Angkasa menoleh lalu tersenyum kecewa. "Lo nggak ngerasain jadi gue sih. Gue selalu tau apa yang dia kerjakan, dia dimana, dia sehat apa sakit, dan... dia menjalin hubungan dengan siapa saja. Gue tau itu. Bahkan gue hafal mantan-mantan dia. Tapi, kenapa dia selalu nolak gue ketika gue nyatain perasaan gue? Bahkan pernah saat gue ingin mengulang pernyataan itu dia udah tau duluan. Dan jawabannya selalu sama. Katanya 'kita ini sahabat Sa.. aku kan udah bilang, kamu itu kayak abang aku sendiri' gitu Bar.. selalu sama jawaban Karin." Ujar Angkasa mengeluarkan keluh kesahnya.
Akbar mengangguk paham. "Ya bener juga sih. Dan kesimpulan yang gue dapat dari itu, cinta emang gak bisa dipaksain Sa.. mungkin Karin emang gak bisa untuk suka sama lo lebih dari sahabat. Biarkan aja waktu terus berjalan, lo juga bakal nemuin hati yang lain lagi kok."
Angkasa mengangguk paham.
"Yuk.

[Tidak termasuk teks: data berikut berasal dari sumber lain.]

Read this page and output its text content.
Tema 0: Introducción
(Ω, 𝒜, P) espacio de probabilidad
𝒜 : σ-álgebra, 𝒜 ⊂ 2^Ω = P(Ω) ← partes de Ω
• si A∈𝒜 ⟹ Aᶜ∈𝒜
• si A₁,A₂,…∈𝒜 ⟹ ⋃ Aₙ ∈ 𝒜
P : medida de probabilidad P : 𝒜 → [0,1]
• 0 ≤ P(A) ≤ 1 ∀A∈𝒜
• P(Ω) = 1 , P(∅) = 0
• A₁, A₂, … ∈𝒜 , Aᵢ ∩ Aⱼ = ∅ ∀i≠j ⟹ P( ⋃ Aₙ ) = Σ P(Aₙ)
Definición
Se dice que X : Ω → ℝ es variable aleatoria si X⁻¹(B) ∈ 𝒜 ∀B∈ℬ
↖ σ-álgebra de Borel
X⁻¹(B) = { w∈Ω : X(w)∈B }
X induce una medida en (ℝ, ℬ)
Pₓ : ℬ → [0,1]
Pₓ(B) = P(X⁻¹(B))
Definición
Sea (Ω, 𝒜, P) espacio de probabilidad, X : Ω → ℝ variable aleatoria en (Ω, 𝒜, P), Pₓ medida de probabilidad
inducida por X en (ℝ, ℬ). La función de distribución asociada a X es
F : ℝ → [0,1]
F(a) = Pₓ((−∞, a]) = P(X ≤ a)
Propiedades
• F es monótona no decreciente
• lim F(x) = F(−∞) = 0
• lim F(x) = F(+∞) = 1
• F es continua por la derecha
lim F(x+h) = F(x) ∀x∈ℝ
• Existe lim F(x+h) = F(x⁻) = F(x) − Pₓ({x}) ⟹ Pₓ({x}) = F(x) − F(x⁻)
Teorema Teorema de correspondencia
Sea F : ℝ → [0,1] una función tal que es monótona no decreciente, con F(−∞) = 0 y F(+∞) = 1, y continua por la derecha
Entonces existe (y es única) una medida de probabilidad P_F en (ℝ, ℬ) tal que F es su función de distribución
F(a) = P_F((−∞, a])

Kita berangkat jum'atan dulu sob.. biar tentram hati kita.." ajak Akbar ramah.
Angkasa tersenyum dan mengangguk, lalu membereskan semua barangnya dan ia bawa dengan tas ransel berwarna coklat gelap.
***
"Iya. Begini. Resiko berat dalam posisi mencintai, harus siap sedia kalau hati kita harus sekuat baja. Apalagi saat posisi mata kita melihat dia dengan lainnya. Pastikan itu sakit. Sakit yang tak berdarah namun membekas pada ingatan."